Prenups generally describe which assets a spouse designates as “separate property.” The described assets may not become part of a couple’s shared marital property. With signed agreements, Sunshine State divorce court judges may uphold an individual’s separate business interests, retirement or pension plans along with other valuable properties.
Agreements may require post-marital modifications
Some couples may experience an unanticipated change in their financial circumstances during their marriage. A spouse may, for example, lose a high-salaried position or develop an obsession involving expensive pursuits such as exotic vacations.
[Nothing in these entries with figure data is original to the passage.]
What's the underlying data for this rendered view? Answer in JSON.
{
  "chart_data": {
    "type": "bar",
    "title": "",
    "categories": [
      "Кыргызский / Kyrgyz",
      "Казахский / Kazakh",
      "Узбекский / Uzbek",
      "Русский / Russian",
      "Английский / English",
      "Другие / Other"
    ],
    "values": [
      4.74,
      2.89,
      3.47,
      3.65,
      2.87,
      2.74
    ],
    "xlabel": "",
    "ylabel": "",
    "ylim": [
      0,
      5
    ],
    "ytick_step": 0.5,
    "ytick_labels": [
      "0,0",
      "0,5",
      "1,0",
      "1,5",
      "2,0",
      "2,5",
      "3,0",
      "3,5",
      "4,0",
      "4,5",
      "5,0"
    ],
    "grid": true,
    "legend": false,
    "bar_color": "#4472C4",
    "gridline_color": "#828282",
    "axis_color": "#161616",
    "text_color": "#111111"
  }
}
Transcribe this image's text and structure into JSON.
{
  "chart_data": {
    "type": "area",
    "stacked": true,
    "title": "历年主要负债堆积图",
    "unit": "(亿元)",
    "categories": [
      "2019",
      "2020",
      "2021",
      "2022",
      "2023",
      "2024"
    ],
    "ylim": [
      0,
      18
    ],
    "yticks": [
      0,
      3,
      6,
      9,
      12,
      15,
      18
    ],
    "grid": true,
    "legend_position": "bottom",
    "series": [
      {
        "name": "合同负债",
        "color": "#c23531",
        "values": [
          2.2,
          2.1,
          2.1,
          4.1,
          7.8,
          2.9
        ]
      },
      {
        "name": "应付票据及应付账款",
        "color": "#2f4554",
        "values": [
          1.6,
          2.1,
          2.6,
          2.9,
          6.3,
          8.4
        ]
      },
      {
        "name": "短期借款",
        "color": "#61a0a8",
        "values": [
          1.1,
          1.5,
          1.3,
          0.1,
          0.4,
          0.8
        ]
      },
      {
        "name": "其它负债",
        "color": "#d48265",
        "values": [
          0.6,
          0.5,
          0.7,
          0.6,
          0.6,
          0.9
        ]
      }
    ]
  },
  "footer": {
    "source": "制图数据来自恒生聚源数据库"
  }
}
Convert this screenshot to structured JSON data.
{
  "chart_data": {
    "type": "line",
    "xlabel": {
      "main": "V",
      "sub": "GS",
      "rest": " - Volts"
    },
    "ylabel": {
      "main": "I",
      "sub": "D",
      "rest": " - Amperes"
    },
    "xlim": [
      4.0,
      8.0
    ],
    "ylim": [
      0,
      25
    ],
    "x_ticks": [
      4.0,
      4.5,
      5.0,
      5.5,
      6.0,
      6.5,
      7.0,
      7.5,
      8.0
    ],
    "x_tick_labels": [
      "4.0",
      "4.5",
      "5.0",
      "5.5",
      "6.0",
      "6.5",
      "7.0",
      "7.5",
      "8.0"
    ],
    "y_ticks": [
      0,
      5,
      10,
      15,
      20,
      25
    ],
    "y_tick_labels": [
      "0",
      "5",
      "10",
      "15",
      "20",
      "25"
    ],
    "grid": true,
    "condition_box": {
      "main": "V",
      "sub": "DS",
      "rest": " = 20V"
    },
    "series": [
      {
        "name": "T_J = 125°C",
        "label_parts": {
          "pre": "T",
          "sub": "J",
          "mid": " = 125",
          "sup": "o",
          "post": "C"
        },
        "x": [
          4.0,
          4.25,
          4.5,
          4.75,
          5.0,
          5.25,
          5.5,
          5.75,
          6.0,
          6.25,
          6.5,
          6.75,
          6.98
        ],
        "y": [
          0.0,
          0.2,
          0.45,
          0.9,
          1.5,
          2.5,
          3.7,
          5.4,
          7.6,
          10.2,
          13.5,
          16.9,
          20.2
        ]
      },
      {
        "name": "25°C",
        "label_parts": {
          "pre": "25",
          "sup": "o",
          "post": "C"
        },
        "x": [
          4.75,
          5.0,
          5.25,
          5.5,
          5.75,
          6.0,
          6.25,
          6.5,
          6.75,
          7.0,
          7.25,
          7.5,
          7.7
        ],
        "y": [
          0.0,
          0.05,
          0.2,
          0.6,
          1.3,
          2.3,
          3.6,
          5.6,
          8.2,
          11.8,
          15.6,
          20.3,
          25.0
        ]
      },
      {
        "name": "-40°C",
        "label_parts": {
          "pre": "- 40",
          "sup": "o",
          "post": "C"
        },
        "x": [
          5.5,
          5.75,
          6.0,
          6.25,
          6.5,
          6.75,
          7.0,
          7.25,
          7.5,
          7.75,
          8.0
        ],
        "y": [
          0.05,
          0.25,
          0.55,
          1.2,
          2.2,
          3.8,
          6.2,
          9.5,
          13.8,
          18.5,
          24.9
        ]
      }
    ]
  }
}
A couple’s new lifestyle may result in commingling a spouse’s separate property with marital property. A revised prenup may then specify provisions for dividing assets based on the unexpected changes. A postnuptial agreement may, for example, require a spouse to pay alimony or detail how the couple plans to split their debts in a divorce.
Grounds may exist for agreement voids or contests
Contentious divorces may include spouses attempting to void their signed prenuptial or postnuptial agreements. A judge may review the terms or language and determine their fairness to both parties. If a spouse coerced another spouse to sign it, for example, a judge may void the agreement.
According to the Florida Bar, prenups cannot contain falsified information or result from an individual signing under duress. The Sunshine State’s law also requires both individuals to read their documents and obtain legal counsel.